Select Radiation Gages in the dropdown rows under the Gage column. The Radius of Influence is an optional parameter and represents the maximum interpolation distance. Beyond its radius of influence, the gage will not affect the cell values of the interpolated grid. Radiation Gages used in this method must be loaded in as Time-Series of Radiation Data with defined latitude and longitude information.

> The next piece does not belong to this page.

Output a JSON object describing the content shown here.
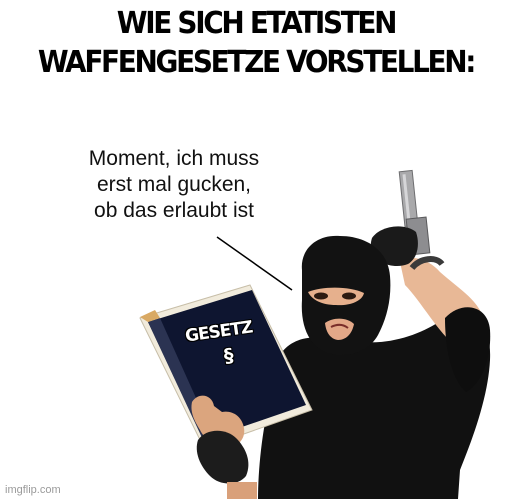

An interpolated shortwave radiation grid will be created once the simulation has been computed. Once the compute is complete the interpolated grid will be saved with the same name as the Meterologic Model in DSS format in the HEC-HMS project directory.

Reduced Solar Constant

The Reduced Solar Constant Shortwave Method implements the shortwave radiation algorithm described within TVA (1972) and Follum et al, (2015). The method estimates the amount of shortwave radiation at a specific location (grid cell or subbasin) by reducing the solar constant (1366 Watts / square meter) using several factors including distance from the earth to the sun, atmospheric scattering, and slope/aspect of the terrain. If the basin model is not georeferenced and/or doesn't have an associated terrain model, these calculations will proceed assuming the location is at the equator and at sea-level.

The Reduced Solar Constant Shortwave Method includes a Component Editor with parameter data for all subbasins in the Meteorologic Model. The Watershed Explorer provides access to the Reduced Solar Constant Shortwave Editor using a picture of solar radiation, as shown in the following figure.

The Reduced Solar Constant Shortwave Component Editor is shown in the following figure. The user must select a solar declination, aspect reduction, earth distance reduction, and atmospheric absorption method.